Dangerous Liouville Wave -- exactly marginal but non-conformal deformation

TL;DR

The paper constructs a two‑dimensional quantum field theory that is scale‑invariant but non‑conformal by coupling Liouville theory to free scalars with an exactly marginal perturbation. It shows that quantum Schwinger‑Dyson analysis yields nonzero contributions to the trace of the energy‑momentum tensor, violating conformal invariance, while preserving scale invariance to all orders. The authors leverage Zamolodchikov’s higher equations of motion and careful limits to establish the presence of contact terms that break holomorphicity of the energy‑momentum tensor.

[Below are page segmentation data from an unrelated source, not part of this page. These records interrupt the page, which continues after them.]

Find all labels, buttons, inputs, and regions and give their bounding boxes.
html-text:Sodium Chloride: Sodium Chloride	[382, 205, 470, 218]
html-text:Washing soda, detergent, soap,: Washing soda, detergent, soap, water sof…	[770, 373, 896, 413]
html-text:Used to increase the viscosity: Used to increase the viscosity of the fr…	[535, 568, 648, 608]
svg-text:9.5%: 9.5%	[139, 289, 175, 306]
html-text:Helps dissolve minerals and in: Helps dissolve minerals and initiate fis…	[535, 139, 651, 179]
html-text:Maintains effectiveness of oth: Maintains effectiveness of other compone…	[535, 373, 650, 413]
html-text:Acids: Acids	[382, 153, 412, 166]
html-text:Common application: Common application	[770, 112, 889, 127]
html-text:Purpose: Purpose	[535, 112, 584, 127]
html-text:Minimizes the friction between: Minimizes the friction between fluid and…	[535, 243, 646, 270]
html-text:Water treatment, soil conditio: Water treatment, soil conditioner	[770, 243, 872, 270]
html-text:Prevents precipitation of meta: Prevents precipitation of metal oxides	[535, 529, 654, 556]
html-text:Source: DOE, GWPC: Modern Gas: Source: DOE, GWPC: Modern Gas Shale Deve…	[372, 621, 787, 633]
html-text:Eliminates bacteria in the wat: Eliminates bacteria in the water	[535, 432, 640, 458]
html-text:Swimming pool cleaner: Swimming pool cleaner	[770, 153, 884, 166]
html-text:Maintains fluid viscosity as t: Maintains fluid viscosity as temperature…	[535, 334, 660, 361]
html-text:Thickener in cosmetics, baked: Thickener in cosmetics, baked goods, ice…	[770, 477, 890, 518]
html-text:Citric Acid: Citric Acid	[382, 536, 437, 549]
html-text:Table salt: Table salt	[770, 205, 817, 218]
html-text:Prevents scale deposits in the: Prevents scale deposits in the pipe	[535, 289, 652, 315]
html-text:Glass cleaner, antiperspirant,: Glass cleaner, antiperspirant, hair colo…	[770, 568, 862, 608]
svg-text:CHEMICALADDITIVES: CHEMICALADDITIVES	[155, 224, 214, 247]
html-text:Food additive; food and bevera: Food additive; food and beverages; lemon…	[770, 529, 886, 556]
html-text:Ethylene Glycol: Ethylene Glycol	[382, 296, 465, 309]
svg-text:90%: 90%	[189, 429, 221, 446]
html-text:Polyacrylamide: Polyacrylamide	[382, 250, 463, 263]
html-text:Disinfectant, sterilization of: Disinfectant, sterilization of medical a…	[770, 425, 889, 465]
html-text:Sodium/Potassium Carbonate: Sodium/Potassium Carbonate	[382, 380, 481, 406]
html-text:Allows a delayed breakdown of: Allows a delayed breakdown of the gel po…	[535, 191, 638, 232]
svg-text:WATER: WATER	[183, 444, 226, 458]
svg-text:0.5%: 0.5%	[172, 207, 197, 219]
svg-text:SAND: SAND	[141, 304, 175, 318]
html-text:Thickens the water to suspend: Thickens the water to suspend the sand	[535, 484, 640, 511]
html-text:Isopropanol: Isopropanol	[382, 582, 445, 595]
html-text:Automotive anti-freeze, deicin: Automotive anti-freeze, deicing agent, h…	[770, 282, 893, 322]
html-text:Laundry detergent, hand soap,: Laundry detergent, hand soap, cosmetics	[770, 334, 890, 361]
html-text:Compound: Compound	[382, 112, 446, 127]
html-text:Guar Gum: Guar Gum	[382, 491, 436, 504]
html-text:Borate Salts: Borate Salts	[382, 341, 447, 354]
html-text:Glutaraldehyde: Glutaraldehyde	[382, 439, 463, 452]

They discuss implications for string worldsheet conformal anomaly and the potential hazards of such deformations in super‑critical string backgrounds.

Abstract

We give a non-trivially interacting field theory example of scale invariant but non-conformal field theory. The model is based on the exactly solvable Liouville field theory coupled with free scalars deformed by an exactly marginal operator. We show non-vanishing of the trace of the energy-momentum tensor by using the quantum Schwinger-Dyson equation for the Liouville field theory, which is a sophistication of the quantum higher equations of motion for the Liouville field theory introduced by Alyosha Zamolodchikov. Possibly dangerous implications for the super-critical string theory will be discussed.